Ben S. Bernanke, a former head of the US Federal Reserve, and two other economists from the US, Douglas W. Diamond and Philip H. Dybvig, have each been given this year’s Nobel Prize in economic sciences “for research on banks and financial crises.” The Royal Swedish Academy of Sciences in Stockholm hosted the Nobel committee on Monday, when they revealed the winner.
The group claimed that their research had demonstrated “why avoiding bank collapses is crucial.” The financial reward for the Nobel Prizes is 10 million Swedish kronor, or roughly $900,000. It will be awarded on December 10.
The Economics Prize was established by the Swedish Central Bank in Alfred Nobel’s honour, not by his will, which established the other prizes, in 1895. In 1969, the first winner was chosen.

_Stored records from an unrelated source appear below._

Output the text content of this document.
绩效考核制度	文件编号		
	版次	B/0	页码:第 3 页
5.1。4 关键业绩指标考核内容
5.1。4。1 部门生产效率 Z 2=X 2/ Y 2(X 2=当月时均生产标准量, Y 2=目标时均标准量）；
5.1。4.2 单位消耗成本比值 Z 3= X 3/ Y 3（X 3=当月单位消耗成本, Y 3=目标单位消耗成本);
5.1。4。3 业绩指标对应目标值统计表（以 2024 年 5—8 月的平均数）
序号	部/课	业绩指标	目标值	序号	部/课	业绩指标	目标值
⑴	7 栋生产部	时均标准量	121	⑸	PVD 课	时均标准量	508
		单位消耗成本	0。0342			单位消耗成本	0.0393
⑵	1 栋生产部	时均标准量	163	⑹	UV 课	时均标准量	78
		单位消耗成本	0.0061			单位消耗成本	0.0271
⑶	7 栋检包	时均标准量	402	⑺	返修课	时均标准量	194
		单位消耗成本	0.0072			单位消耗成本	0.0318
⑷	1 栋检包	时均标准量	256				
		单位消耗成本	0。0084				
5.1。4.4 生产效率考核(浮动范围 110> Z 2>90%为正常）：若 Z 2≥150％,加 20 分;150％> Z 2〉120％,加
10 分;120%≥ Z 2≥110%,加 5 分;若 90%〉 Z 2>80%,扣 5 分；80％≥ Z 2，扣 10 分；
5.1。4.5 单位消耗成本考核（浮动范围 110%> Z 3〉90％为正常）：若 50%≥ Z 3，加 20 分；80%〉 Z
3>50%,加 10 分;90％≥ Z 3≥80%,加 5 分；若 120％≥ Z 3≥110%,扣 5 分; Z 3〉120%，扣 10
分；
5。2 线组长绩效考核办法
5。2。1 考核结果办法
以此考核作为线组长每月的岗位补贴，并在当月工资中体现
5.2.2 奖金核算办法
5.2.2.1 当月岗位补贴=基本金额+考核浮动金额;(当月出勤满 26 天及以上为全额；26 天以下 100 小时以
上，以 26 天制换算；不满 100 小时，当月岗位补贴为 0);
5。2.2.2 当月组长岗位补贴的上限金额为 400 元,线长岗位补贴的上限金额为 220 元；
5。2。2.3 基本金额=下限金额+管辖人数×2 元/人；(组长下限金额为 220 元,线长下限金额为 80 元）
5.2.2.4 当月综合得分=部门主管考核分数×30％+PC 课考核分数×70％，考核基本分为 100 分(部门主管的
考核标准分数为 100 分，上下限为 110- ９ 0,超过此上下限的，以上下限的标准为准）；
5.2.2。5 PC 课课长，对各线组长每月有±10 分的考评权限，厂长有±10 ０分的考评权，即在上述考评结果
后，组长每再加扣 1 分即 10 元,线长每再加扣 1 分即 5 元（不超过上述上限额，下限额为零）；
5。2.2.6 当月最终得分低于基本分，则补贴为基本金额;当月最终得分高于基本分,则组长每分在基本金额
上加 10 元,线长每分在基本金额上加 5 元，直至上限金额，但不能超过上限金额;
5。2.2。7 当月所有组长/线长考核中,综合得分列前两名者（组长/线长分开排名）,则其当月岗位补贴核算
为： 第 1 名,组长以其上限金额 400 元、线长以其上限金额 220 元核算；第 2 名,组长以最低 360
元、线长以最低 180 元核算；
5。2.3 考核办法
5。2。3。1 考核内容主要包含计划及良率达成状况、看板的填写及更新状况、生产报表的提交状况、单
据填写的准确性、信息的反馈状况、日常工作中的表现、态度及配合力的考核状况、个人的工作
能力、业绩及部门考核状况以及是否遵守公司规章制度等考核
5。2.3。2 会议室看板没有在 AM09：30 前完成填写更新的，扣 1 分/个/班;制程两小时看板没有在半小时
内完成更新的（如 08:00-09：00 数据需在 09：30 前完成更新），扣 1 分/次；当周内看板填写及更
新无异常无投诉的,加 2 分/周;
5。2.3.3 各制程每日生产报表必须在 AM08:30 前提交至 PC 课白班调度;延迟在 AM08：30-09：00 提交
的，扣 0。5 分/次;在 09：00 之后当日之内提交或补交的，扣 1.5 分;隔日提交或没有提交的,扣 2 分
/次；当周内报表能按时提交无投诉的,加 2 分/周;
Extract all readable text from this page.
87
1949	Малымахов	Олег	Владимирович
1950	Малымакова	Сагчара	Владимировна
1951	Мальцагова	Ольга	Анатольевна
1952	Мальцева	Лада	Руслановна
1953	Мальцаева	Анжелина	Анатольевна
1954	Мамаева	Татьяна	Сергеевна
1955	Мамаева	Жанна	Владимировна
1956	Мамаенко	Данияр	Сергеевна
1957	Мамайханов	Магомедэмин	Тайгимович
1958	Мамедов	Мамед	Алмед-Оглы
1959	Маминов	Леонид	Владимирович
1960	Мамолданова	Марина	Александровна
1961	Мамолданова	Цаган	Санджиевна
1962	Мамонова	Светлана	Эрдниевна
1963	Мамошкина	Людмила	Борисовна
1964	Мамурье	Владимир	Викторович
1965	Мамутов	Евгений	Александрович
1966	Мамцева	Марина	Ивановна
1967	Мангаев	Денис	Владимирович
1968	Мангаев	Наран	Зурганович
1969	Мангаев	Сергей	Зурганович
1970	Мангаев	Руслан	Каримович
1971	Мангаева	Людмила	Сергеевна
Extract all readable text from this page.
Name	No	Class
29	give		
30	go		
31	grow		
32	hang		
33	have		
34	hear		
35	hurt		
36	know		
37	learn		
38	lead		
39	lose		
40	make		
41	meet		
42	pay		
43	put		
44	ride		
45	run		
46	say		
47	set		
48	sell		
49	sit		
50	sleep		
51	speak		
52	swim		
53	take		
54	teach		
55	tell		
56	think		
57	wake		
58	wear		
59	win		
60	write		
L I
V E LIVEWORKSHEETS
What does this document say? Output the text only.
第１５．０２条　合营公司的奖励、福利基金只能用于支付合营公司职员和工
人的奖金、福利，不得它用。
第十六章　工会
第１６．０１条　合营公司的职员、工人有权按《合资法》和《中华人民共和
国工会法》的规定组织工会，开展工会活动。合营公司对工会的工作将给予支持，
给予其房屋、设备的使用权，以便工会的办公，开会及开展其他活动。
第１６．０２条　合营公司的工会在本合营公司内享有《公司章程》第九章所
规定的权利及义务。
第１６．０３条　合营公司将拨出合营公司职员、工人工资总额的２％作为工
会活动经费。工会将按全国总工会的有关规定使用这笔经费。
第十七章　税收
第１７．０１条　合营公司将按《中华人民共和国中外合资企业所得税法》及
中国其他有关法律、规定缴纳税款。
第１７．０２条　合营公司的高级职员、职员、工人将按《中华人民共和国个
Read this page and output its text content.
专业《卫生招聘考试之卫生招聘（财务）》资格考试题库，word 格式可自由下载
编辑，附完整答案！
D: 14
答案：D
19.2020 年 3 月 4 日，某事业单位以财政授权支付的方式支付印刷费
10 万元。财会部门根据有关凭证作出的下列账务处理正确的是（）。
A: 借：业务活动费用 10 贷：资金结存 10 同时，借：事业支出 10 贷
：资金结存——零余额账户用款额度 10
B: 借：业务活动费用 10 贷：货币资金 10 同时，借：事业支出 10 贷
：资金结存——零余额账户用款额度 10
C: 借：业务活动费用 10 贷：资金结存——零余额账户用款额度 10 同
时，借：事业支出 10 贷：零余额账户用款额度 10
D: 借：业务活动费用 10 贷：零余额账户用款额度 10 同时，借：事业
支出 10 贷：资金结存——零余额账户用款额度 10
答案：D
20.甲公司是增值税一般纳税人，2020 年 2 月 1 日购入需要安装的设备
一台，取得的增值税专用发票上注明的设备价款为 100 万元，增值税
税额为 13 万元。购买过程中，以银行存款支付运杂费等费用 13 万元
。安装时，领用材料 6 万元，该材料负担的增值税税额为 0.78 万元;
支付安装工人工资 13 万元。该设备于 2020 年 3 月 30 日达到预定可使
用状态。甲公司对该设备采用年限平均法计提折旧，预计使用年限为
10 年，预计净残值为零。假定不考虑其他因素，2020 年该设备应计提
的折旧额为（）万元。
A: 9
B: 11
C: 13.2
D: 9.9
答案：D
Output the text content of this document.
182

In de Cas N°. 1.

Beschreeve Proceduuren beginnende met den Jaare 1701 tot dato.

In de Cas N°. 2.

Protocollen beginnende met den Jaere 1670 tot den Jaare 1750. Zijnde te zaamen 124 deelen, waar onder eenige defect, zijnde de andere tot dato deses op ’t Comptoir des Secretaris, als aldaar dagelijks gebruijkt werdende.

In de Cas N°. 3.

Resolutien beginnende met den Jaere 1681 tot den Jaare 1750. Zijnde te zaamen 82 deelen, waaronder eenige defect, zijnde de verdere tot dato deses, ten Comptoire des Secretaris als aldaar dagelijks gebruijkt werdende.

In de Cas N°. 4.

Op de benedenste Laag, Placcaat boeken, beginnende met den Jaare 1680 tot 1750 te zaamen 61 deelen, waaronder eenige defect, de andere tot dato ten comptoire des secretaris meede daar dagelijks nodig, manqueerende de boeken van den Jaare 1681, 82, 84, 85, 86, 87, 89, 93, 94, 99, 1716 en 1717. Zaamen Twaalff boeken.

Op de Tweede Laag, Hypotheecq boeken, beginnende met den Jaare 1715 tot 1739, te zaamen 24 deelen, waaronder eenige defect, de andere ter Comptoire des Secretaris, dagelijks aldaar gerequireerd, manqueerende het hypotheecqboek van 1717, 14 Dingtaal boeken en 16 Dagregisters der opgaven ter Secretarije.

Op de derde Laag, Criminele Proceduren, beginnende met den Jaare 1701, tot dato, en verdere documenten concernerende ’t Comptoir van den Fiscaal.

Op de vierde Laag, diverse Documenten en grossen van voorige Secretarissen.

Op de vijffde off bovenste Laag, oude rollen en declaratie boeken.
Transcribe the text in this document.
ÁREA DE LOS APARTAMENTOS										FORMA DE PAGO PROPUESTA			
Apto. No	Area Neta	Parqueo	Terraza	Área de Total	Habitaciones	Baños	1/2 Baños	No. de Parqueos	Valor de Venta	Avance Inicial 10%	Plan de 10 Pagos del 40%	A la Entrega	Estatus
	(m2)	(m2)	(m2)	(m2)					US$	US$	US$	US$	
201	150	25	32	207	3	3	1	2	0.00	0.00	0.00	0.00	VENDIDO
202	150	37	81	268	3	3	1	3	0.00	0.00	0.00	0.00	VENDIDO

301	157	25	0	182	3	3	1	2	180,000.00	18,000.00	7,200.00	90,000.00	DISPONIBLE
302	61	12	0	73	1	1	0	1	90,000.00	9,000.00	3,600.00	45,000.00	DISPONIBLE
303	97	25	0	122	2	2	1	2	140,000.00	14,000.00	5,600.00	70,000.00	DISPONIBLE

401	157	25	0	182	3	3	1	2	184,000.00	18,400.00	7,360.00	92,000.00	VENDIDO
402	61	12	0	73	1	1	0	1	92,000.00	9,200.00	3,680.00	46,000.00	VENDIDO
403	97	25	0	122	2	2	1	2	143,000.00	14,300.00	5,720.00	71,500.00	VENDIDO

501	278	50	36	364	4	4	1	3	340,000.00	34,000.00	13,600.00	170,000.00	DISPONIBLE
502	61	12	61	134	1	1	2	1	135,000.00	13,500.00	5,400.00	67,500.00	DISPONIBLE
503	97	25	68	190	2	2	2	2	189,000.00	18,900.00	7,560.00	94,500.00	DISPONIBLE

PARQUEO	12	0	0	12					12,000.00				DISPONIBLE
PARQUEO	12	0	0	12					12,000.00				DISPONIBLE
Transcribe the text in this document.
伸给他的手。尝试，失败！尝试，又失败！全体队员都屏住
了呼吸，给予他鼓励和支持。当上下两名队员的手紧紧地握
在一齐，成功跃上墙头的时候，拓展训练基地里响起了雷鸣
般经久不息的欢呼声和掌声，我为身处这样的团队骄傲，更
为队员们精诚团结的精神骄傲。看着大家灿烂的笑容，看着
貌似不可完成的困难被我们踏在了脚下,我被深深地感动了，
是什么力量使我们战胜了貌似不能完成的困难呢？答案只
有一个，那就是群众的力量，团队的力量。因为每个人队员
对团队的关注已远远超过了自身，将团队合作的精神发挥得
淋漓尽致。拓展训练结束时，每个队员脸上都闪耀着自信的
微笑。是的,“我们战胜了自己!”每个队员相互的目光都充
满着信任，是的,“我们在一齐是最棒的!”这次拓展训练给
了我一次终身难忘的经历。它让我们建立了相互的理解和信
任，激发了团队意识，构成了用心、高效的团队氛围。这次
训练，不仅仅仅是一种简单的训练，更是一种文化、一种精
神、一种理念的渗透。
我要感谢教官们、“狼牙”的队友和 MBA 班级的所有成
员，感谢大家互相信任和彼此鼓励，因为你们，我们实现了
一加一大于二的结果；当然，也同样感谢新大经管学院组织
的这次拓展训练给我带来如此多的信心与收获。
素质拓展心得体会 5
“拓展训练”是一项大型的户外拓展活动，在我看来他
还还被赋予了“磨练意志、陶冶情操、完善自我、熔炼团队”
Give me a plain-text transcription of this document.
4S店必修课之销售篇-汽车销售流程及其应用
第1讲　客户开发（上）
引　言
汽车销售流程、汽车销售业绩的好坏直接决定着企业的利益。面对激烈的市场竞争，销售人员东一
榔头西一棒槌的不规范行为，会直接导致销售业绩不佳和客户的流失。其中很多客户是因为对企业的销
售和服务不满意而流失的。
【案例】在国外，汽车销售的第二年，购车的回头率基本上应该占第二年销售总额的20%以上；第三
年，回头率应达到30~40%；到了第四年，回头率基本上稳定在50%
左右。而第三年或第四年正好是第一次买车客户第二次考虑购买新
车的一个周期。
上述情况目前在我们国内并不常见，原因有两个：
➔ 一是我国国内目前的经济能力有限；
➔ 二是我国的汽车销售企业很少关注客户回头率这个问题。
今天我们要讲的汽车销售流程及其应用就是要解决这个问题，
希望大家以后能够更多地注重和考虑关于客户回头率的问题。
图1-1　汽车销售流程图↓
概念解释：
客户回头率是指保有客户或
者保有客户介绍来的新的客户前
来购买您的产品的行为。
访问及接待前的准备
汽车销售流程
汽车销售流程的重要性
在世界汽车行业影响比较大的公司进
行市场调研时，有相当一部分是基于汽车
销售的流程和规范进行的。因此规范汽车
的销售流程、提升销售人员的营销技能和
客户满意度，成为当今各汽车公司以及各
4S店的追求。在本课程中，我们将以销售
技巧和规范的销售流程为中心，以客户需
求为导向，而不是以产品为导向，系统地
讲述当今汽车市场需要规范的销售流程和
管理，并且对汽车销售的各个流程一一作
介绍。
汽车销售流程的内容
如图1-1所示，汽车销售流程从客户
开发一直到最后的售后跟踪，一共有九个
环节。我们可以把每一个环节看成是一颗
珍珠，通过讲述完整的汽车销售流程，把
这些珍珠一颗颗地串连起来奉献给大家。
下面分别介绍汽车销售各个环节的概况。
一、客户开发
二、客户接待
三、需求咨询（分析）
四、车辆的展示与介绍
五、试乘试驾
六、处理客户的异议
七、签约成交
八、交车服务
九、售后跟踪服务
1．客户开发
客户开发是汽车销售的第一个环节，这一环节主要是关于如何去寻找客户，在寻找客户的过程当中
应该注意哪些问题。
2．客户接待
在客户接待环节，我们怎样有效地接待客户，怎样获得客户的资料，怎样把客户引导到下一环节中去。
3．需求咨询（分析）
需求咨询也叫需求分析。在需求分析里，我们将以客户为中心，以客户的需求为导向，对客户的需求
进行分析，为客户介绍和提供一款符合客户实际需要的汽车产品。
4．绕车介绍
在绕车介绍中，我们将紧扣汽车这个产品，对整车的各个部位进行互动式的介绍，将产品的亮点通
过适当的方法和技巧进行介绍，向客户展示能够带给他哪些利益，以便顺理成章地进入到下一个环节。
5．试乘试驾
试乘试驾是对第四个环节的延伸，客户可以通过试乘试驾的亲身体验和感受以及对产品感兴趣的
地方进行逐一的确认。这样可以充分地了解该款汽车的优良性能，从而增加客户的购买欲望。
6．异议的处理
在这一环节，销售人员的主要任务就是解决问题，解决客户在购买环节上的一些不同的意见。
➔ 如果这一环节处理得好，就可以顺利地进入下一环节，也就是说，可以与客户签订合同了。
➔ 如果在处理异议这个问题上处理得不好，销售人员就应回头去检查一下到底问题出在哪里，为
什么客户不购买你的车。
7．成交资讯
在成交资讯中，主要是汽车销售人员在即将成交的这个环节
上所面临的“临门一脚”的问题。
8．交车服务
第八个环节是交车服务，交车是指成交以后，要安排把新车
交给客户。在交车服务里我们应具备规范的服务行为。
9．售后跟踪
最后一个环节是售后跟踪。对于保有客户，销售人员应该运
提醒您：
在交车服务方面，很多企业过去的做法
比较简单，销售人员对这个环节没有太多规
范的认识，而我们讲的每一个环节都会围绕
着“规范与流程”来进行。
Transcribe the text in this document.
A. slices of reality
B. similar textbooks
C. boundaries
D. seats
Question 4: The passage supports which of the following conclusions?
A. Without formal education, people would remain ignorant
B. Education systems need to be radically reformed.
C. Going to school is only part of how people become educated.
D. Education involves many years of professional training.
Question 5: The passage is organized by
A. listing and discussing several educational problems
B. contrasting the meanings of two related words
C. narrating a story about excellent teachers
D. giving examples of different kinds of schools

David Card received half of the prize last year for his analysis of the effects of immigration, education, and the minimum wage on the labour market. Joshua Angrist and Guido Imbens each received half of the prize for their suggestions on how to examine problems that don’t readily lend themselves to conventional scientific approaches.
The recipient of this year’s Nobel Prize in literature is the French author Annie Ernaux. Her books that bravely draw on her experiences as a working-class woman to examine life in France during the 1940s were praised by the panel for skillfully fusing fiction and autobiography.